As much as the absence of Corbyn could account for this (the Labour leader does not encourage noise from his backbenchers, and it is not forthcoming), the sight of George Osborne standing in for David Cameron may have had an effect. The Chancellor can be a shaky parliamentary performer, and if anything is even less popular with Tory MPs than the Prime Minister. And it showed.

As Eagle went on the attack over Google’s derisory tax deal following a crackdown on the internet giant by the French authorities, Osborne retreated to those old Cameron fallback retorts. “When the Labour Party was in office!” he cried, with all the confidence of a man aware he is relying on a 2011 vintage PMQs zinger.

Similarly, Osborne’s attacks over Trident didn’t work so well when faced with someone who supports renewal and isn’t afraid to say so. “We look forward to the vote on Trident and he should get on with it,” Eagle said, confidently brushing aside the topic. That didn’t stop Osborne returning to it twice more, at times when it was clear he didn’t feel he was on safe ground.

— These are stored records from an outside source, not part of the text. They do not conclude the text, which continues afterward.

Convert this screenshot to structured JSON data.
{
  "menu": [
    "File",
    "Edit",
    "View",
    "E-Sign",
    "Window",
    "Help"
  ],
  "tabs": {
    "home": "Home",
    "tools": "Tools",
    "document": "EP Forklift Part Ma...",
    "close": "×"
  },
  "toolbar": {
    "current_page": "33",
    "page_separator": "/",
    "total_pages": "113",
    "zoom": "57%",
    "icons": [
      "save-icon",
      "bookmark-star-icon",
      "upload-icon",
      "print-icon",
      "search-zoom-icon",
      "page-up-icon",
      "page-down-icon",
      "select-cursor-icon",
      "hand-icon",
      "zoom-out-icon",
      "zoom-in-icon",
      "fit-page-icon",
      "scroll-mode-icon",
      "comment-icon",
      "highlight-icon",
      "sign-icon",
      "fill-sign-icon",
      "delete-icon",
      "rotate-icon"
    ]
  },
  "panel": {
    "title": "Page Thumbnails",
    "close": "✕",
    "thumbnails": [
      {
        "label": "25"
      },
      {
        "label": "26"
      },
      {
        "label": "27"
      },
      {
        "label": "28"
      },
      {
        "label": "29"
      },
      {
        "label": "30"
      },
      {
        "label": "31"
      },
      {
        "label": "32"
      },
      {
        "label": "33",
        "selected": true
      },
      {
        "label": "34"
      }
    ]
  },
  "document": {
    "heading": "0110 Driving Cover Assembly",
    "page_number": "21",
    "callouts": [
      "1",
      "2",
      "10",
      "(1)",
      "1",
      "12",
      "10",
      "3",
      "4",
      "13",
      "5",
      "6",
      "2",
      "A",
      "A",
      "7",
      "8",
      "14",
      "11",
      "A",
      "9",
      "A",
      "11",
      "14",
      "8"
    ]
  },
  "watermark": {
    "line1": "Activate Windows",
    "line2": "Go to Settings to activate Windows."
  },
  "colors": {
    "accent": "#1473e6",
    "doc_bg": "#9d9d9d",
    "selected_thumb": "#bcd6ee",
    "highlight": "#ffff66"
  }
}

Nor were the usual Tory hits about a divided party effective when the person on the opposition frontbench so clearly has the support of their MPs – especially while the Government is so divided itself. This provided Eagle with ample opportunity, and she did not pass up the chance.

“We have before us a Government in utter chaos, split down the middle, at war with itself,” the Shadow Business Secretary said. “The stakes could not be higher and yet this is a Government adrift at the mercy of its own rebel backbenchers… Instead of providing the leadership the country needs they’re fighting a proxy war.”

Then, waving her arm across the Cabinet benches, she observed: “I notice all the Brexiteers have been banished from the frontbench.”

It is times like this where a scripted line and supportive colleagues come in handy: Labour MPs behind her quickly leapt forward to point out which few anti-EU ministers had made it to show the Chancellor their support.

This is not the first time Eagle has bettered Osborne at the despatch box in the absence of the party leaders, and it is yet another blow to the Chancellor’s hopes of making it a weekly ordeal.